TINY IS BEAUTIFUL
As alert viewers will have noticed, one of the things Emu Zone loves most of all about emulation is the way that as well as giving coders a place to demonstrate their technical skills, it also provides a platform for people to showcase their creative sides. Enthusiasts using emulators to develop new software for “obsolete” systems – many of which were never originally accessible to independent programmers, unless they bought official development kits costing thousands and thousands of pounds – have brought us a tantalising glimpse of an alternative past/future where games machines were allowed to flower to their full potential instead of being rushed into an early grave by lazy developers who couldn’t be bothered learning how to use them properly.
This month, Emu Zone would like to shine a light on some of the most impressive work done by such people, tackling the challenge of producing playable, fun games with the barest minimum of resources, and nowhere will you find those skills better illustrated than with the MiniGame Competitions.
Staring in 2002, the compo challenged coders to come up with games, for any format, which took up just 1K of code or less (for reference, the text of this Emu Zone column up to this point, including this bit in brackets, is 1.39K in Notepad. To get it down to 1K, we’d have to cut it off after “those skills better” in the previous paragraph.) In 2003 the compo added a category for games in an elephantine 4K, but both years came up with stunning results, running on platforms from the Atari VCS, ZX81 and Commodore Pet up to the Spectrum, NES and Game Boy Color.
Arcade games, driving games, shooting games, puzzle games, typing games, platformers, even RPGs made a showing. Quite a few of the games are pretty rubbish, of course, being made strictly for the novelty of getting something running in a handful of bytes, but a surprising number are genuinely enjoyable and stand up to repeated play.
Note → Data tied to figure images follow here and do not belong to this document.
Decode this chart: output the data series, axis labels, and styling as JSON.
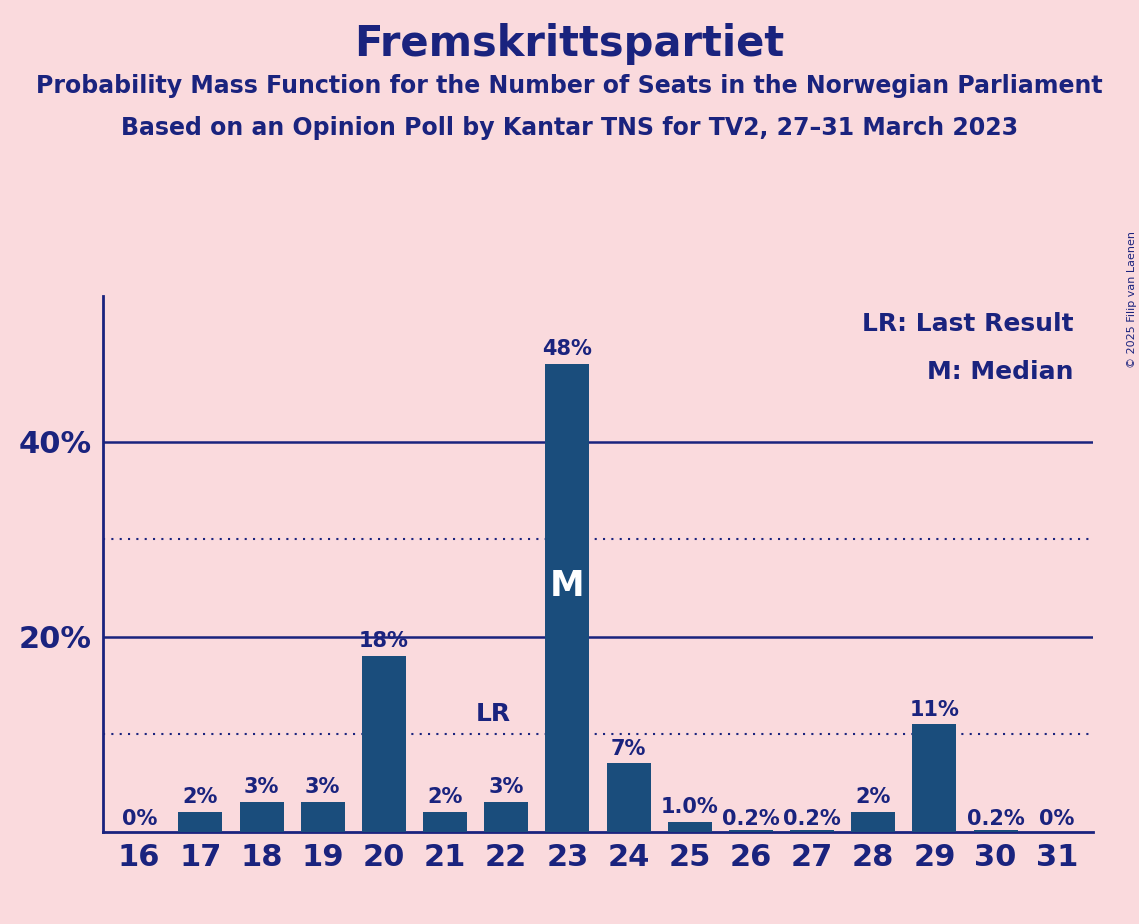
{
  "title": "Fremskrittspartiet",
  "subtitle1": "Probability Mass Function for the Number of Seats in the Norwegian Parliament",
  "subtitle2": "Based on an Opinion Poll by Kantar TNS for TV2, 27–31 March 2023",
  "copyright": "© 2025 Filip van Laenen",
  "categories": [
    16,
    17,
    18,
    19,
    20,
    21,
    22,
    23,
    24,
    25,
    26,
    27,
    28,
    29,
    30,
    31
  ],
  "values": [
    0.0,
    2.0,
    3.0,
    3.0,
    18.0,
    2.0,
    3.0,
    48.0,
    7.0,
    1.0,
    0.2,
    0.2,
    2.0,
    11.0,
    0.2,
    0.0
  ],
  "labels": [
    "0%",
    "2%",
    "3%",
    "3%",
    "18%",
    "2%",
    "3%",
    "48%",
    "7%",
    "1.0%",
    "0.2%",
    "0.2%",
    "2%",
    "11%",
    "0.2%",
    "0%"
  ],
  "bar_color": "#1a4d7c",
  "background_color": "#fadadd",
  "text_color": "#1a237e",
  "median_seat": 23,
  "last_result_seat": 21,
  "legend_lr": "LR: Last Result",
  "legend_m": "M: Median",
  "solid_gridlines": [
    20.0,
    40.0
  ],
  "dotted_gridlines": [
    10.0,
    30.0
  ],
  "ylim": [
    0,
    55
  ],
  "title_fontsize": 30,
  "subtitle_fontsize": 17,
  "axis_fontsize": 22,
  "label_fontsize": 15,
  "legend_fontsize": 18
}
Emu Zone’s personal favourite is Maziacs1, a remake of the Spectrum classic Maziacs (which Free Play brought you a splendid PC update of in PCZ141, back issue fans), which manages to cram all of the original’s features and gameplay – and a pretty close rendition of its graphics and sound – into the tiny 1K space. But with over 100 games across the two compos, there are literally hours of entertainment to be found browsing through these miniature marvels.